Using De Moivre's Theorem to prove $\cos(3\theta) = 4\cos^3(\theta) - 3\cos(\theta)$ trig identity

Question

I am stuck on trying to prove a trig identity using De Moivre's theorem.

I have to prove, $$\cos(3\theta) = 4\cos^3(\theta) - 3\cos(\theta)$$

I am not sure where to even start, I broke the LHS down to $$\cos(3\theta) + i\sin(3\theta)$$

but I have no idea where to go from here, or if this is fully correct.

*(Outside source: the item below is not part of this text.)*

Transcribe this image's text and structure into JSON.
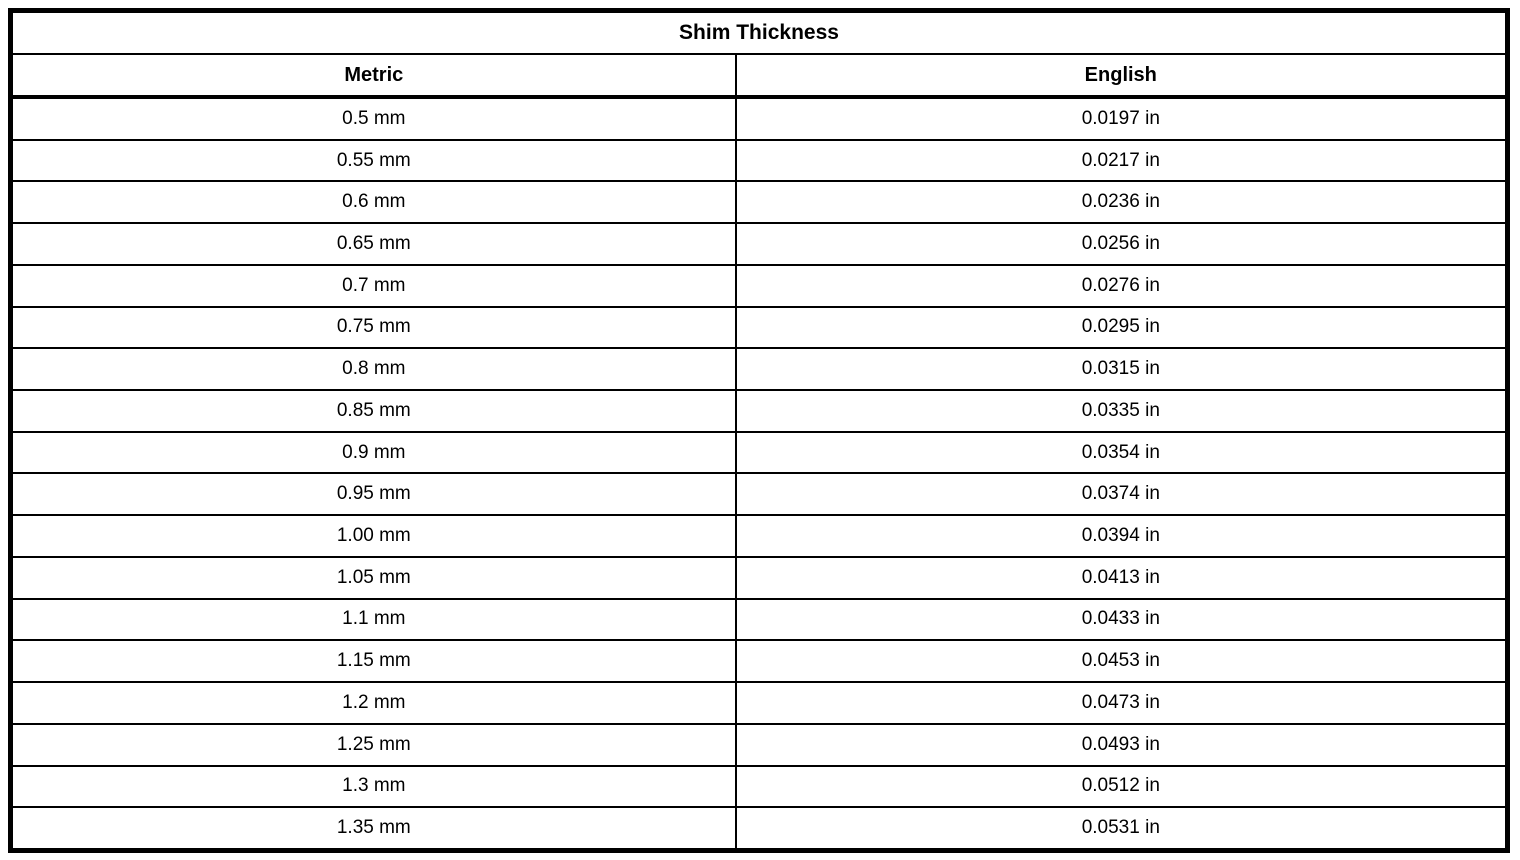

If I could get some pointers or a simple worked example that I could follow it would be great.

Thanks

Answer 1

De Moivre's formula reads $$(\cos\theta+i\sin\theta)^n=\cos(n\theta)+i\sin(n\theta)$$ Of course this identity implies the real part should be also equality. That is $$\cos(n\theta)=\Re\{(\cos\theta+i\sin\theta)^n\}$$ Hence we have $$\cos(3\theta)=\Re\{\cos^3\theta+3i\cos^2\theta\sin\theta-3\cos\theta\sin^2\theta-i\sin^3\theta\}=\cos^3\theta-3\cos\theta\sin^2\theta$$

Answer 2

Hint: $$\cos(n \phi) = \Re((\cos(\phi) + i\sin (\phi))^n)$$ Then use the Binomial Theorem to expand the expression.

(Where $\Re$ is the real part of the expression.)

Answer 3

Hint: Using de Moivre's identity: $$ \cos 3\theta = \mathrm{Re}\left(e^{i3\theta}\right) $$ Now, $e^{i3\theta} = \left(e^{i\theta}\right)^3$ and (by definition of $e^{i\theta}$) $$\left(e^{i\theta}\right)^3 = \left(\cos\theta+i\sin \theta\right)^3 $$ Expand the RHS (it's only a cube, so it's straightforward), and simplify the $i^3$, $i^2$; then take the real part to get $\mathrm{Re}\left(e^{i3\theta}\right)$.